What makes the Republican plan so catastrophically reckless is that we all can see exactly how this fiscal death spiral will unfold—and they’re choosing to accelerate into it anyway. Interest rates on long-term government bonds have already surged past the 5 percent threshold, but this is just the beginning. As fiscal credibility continues to erode, borrowing costs will climb as investors demand ever-larger risk premiums to hold American debt. Each fraction of a point in rate increase makes our fiscal position all the worse, which spooks markets further, which drives rates higher still. This feedback loop, once it takes hold, becomes virtually impossible to break.
But the true disaster comes when multiple foreseeable fiscal crises converge into a single perfect storm that will devastate working and middle-class Americans. Social Security benefits are already scheduled for automatic cuts of roughly 20 percent in 2033 when the trust fund runs dry. That’s not a distant problem—it’s less than a decade away. Meanwhile, Medicare faces similar pressures, with its trust fund projected to be exhausted by 2036. These aren’t hypotheticals—they’re locked-in fiscal cliffs that will arrive whether we’re ready or not.
Now imagine facing all of that while trapped in a fiscal death spiral. By 2036, if Republicans get their way, the best-case scenario is that we’ll be spending over $1.8 trillion annually just on interest payments. When the Social Security crisis hits in 2033, Congress will be asked to find hundreds of billions in additional spending to prevent benefit cuts to retirees, but they’ll be operating in a fiscal environment where that isn’t a realistic possibility. Meanwhile, we’ll be just three years away from a catastrophic shortfall for Medicare.
Every day we delay serious fiscal reform on these issues, the eventual correction becomes more painful and disruptive. Republicans are not just playing with fire—they’re dousing the economy in gasoline while multiple fuses burn toward it. Rather than prepare for the known challenges, Republicans want to make everything dramatically worse, right now, for the benefit of their wealthy donors.
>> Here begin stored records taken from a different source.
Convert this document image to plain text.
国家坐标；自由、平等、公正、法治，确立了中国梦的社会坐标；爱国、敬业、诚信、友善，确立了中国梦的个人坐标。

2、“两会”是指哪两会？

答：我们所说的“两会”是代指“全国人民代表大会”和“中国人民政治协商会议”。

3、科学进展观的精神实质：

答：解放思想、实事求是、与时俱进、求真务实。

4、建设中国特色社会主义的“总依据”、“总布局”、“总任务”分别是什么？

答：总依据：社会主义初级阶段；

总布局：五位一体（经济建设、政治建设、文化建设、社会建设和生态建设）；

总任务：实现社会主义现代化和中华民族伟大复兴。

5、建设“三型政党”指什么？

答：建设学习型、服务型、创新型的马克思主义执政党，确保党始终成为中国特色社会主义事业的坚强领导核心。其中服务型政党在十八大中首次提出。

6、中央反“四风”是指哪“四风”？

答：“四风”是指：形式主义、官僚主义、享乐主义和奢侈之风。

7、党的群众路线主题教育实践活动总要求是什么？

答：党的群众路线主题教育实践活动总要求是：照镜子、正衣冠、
They’re gambling with the fiscal stability of the United States at the exact moment when we can least afford it. The markets see what’s coming, and they’re already demanding higher returns to compensate for the growing risk.
Nicholas Creel is an associate professor of business law and ethics at Georgia College and State University.
The views expressed in this article are the writer’s own.